Ces dépôts sont de véritables centres de distribution d’engrais. Situés à mi-chemin de la ville et de l’espace périphérique, ils délimitent un double espace : le premier est celui d’une véritable ceinture maraîchère qui englobe une partie de l’espace urbain comme Monplaisir ou Montchat et les communes périurbaines du canton de Villeurbanne. Les dépôts d’ordures des rondes du IIIe arrondissement forment un arc de cercle de Vénissieux à Montchat. L’administration de la voirie cartographie avec soin les dizaines de dépôts qui ceinturent l’Est de l’agglomération lyonnaise du quartier des Brotteaux Rouges et de Vénissieux au Sud à Vaulx-en-Velin au Nord-Est. À elles seules, les rondes des IIIe et VIe arrondissements représentent 62 dépôts d’immondices. Il faut en effet évaluer précisément la longueur de l’itinéraire de chaque ronde, puisque chacune d’entre elle a forcément un dépôt attitré. Le coût de revient n’est pas le même d’une ronde à l’autre. Dans le IIe arrondissement, la ronde la plus proche de son dépôt est à 3,8 km du milieu de son itinéraire tandis que la plus éloignée en est à 8 km.

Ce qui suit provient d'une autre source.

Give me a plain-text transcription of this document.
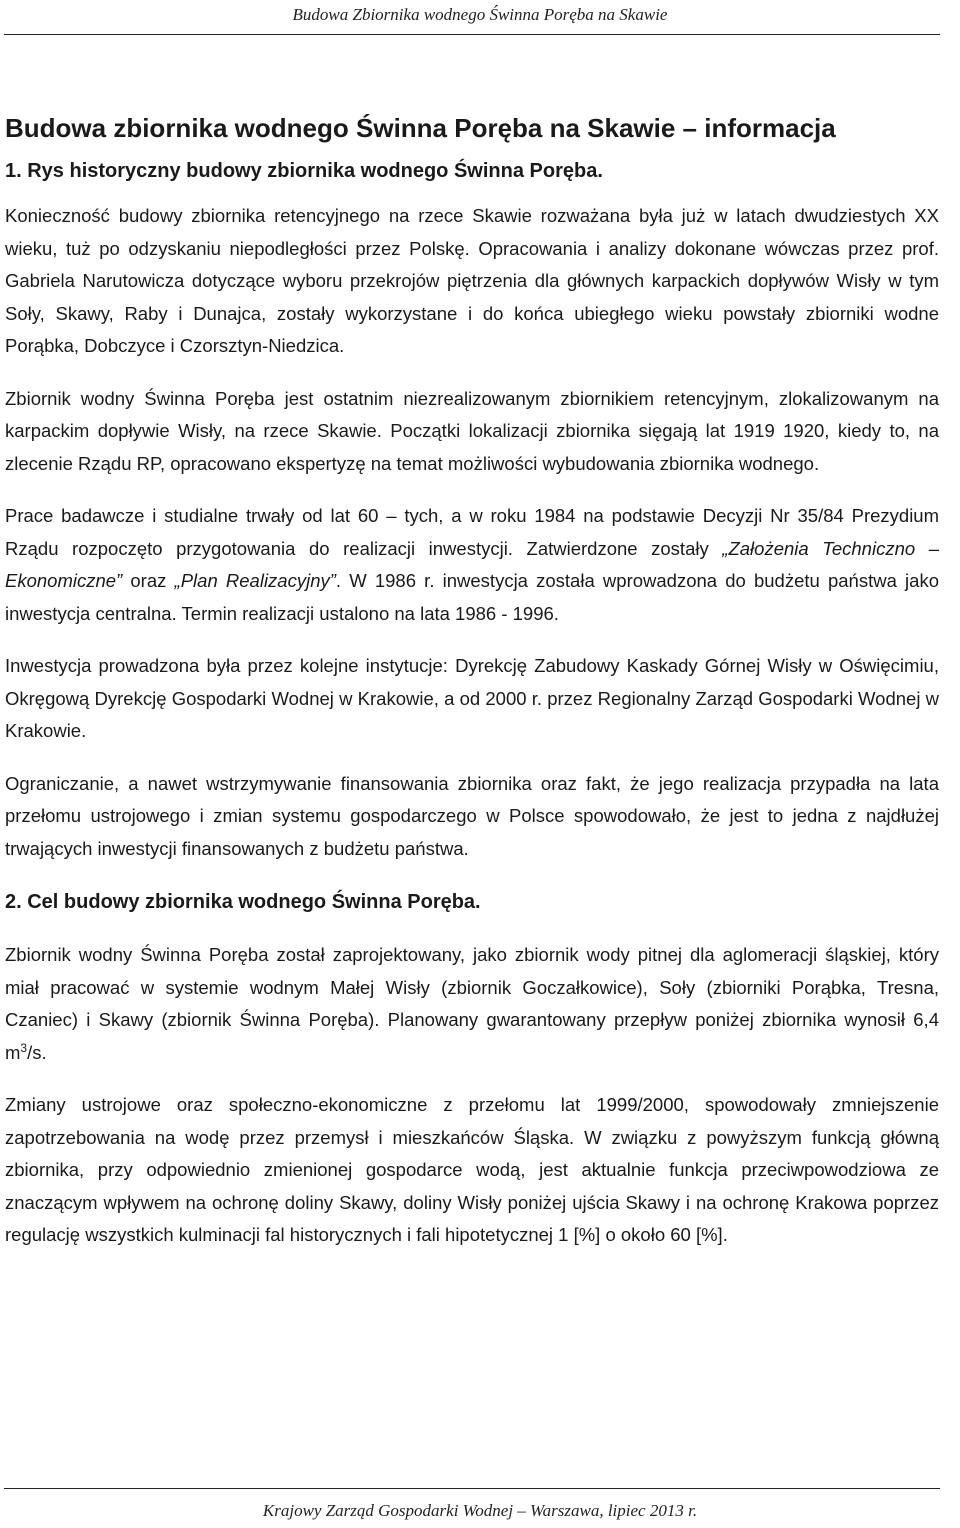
Budowa Zbiornika wodnego Świnna Poręba na Skawie
Budowa zbiornika wodnego Świnna Poręba na Skawie – informacja
1. Rys historyczny budowy zbiornika wodnego Świnna Poręba.

Konieczność budowy zbiornika retencyjnego na rzece Skawie rozważana była już w latach dwudziestych XX wieku, tuż po odzyskaniu niepodległości przez Polskę. Opracowania i analizy dokonane wówczas przez prof. Gabriela Narutowicza dotyczące wyboru przekrojów piętrzenia dla głównych karpackich dopływów Wisły w tym Soły, Skawy, Raby i Dunajca, zostały wykorzystane i do końca ubiegłego wieku powstały zbiorniki wodne Porąbka, Dobczyce i Czorsztyn-Niedzica.

Zbiornik wodny Świnna Poręba jest ostatnim niezrealizowanym zbiornikiem retencyjnym, zlokalizowanym na karpackim dopływie Wisły, na rzece Skawie. Początki lokalizacji zbiornika sięgają lat 1919 1920, kiedy to, na zlecenie Rządu RP, opracowano ekspertyzę na temat możliwości wybudowania zbiornika wodnego.

Prace badawcze i studialne trwały od lat 60 – tych, a w roku 1984 na podstawie Decyzji Nr 35/84 Prezydium Rządu rozpoczęto przygotowania do realizacji inwestycji. Zatwierdzone zostały „Założenia Techniczno – Ekonomiczne” oraz „Plan Realizacyjny”. W 1986 r. inwestycja została wprowadzona do budżetu państwa jako inwestycja centralna. Termin realizacji ustalono na lata 1986 - 1996.

Inwestycja prowadzona była przez kolejne instytucje: Dyrekcję Zabudowy Kaskady Górnej Wisły w Oświęcimiu, Okręgową Dyrekcję Gospodarki Wodnej w Krakowie, a od 2000 r. przez Regionalny Zarząd Gospodarki Wodnej w Krakowie.

Ograniczanie, a nawet wstrzymywanie finansowania zbiornika oraz fakt, że jego realizacja przypadła na lata przełomu ustrojowego i zmian systemu gospodarczego w Polsce spowodowało, że jest to jedna z najdłużej trwających inwestycji finansowanych z budżetu państwa.

2. Cel budowy zbiornika wodnego Świnna Poręba.

Zbiornik wodny Świnna Poręba został zaprojektowany, jako zbiornik wody pitnej dla aglomeracji śląskiej, który miał pracować w systemie wodnym Małej Wisły (zbiornik Goczałkowice), Soły (zbiorniki Porąbka, Tresna, Czaniec) i Skawy (zbiornik Świnna Poręba). Planowany gwarantowany przepływ poniżej zbiornika wynosił 6,4 $m^3/s$.

Zmiany ustrojowe oraz społeczno-ekonomiczne z przełomu lat 1999/2000, spowodowały zmniejszenie zapotrzebowania na wodę przez przemysł i mieszkańców Śląska. W związku z powyższym funkcją główną zbiornika, przy odpowiednio zmienionej gospodarce wodą, jest aktualnie funkcja przeciwpowodziowa ze znaczącym wpływem na ochronę doliny Skawy, doliny Wisły poniżej ujścia Skawy i na ochronę Krakowa poprzez regulację wszystkich kulminacji fal historycznych i fali hipotetycznej 1 [%] o około 60 [%].

Krajowy Zarząd Gospodarki Wodnej – Warszawa, lipiec 2013 r.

Comme la ceinture maraîchère ne consomme pas toute la production lyonnaise, le surplus est mis à la disposition des agriculteurs d’un second espace encore plus périphérique que le premier et animé par la demande de la périphérie. Les dépôts les plus lointains apparaissent comme de véritables infrastructures commerciales qui débordent parfois les limites des communes de la périphérie et poussent leurs ramifications au-delà, vers l’Est, en rase campagne, en direction de Décines. Les dépôts les plus excentrés servent de lieu de vente directe aux agriculteurs.
pp. 877-882
Cette thèse a fait l'objet d'une publication en 2026, Les hommes et les chevaux à Lyon : 1880-1939 / Jean-Pierre Aguerre ; préface de Daniel Roche. Elle rejoindra bientôt les collections de la BmL.